Begitulah Ustadz Nurhuda. Takkan cukup kata-kata untuk menggambarkan betapa istimewanya beliau di hati kader- kader PKS Kaltim. Dia seperti namanya “Nurhuda” menjadi perantara cahaya petunjuk bagi manusia dan selalu tersenyum dalam kondisi seberat apapun. Usia biologisnya boleh hanya 42 tahun, namun usia historisnya tidak akan lekang ditelan masa.

Jasadnya boleh pergi meninggalkan kita semua, tapi ruh dan semangat perjuangannya akan terus hadir, akan semakin menguatkan tekad kita untuk menjaga dan memenuhi janji pada Allah SWT, seperti yang selama ini beliau contohkan, sampai kaki menginjak Surga.
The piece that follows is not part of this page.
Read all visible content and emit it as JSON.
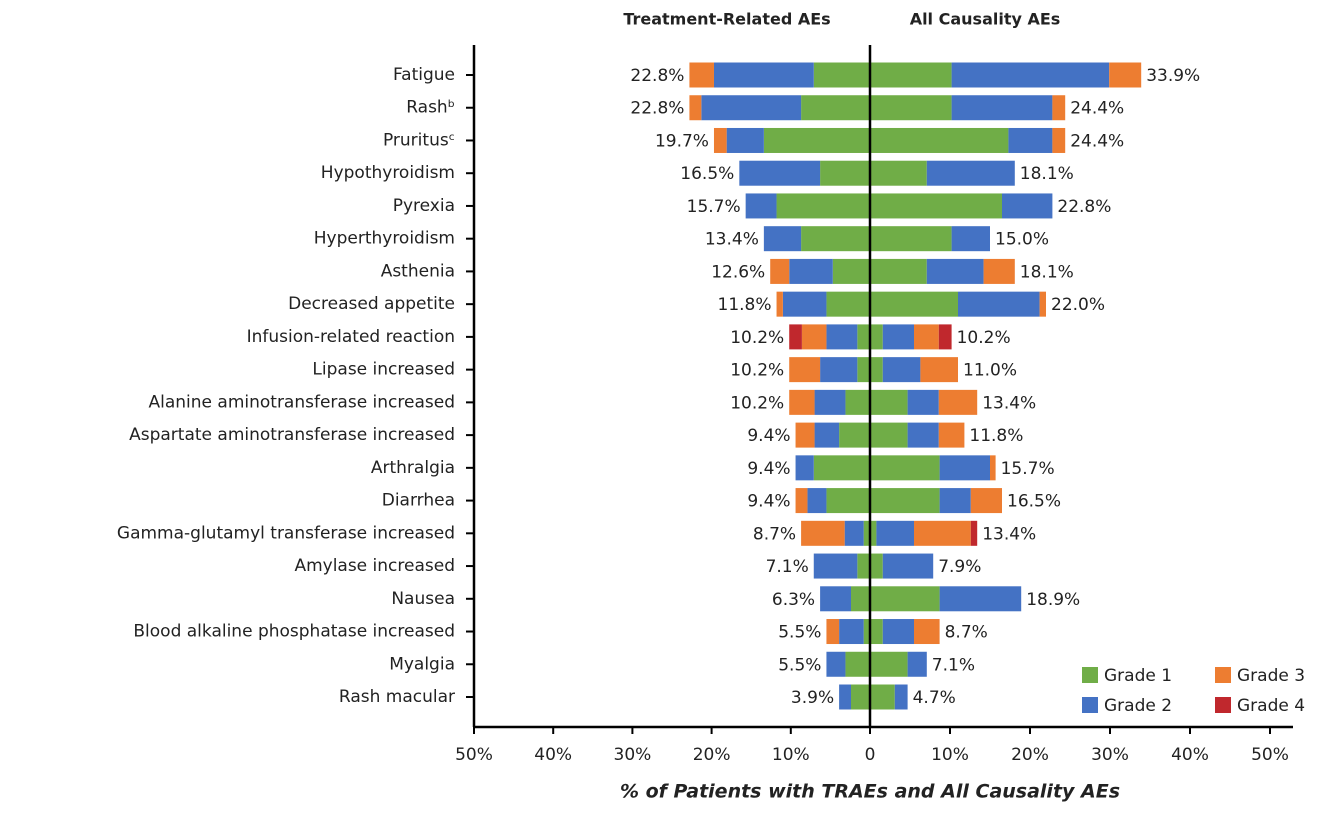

Ila Liqa ya Syaikh. Sungguh engkau hanya mendahului kami, kelak kami semua akan menyusulmu. Kami berjanji sepenuh hati dan Allah menjadi saksi, akan kami lanjutkan perjuanganmu, akan kami rawat pohon yang 20 tahun lalu kau tanam dengan penuh cinta. Dan semoga nanti di suatu sore yang tenang, di sebuah sudut di dalam Surga, Allah berkenan untuk mempertemukan kita kembali. Semoga Allah membayar segala pengorbananmu dengan tegaknya Islam di Negeri ini.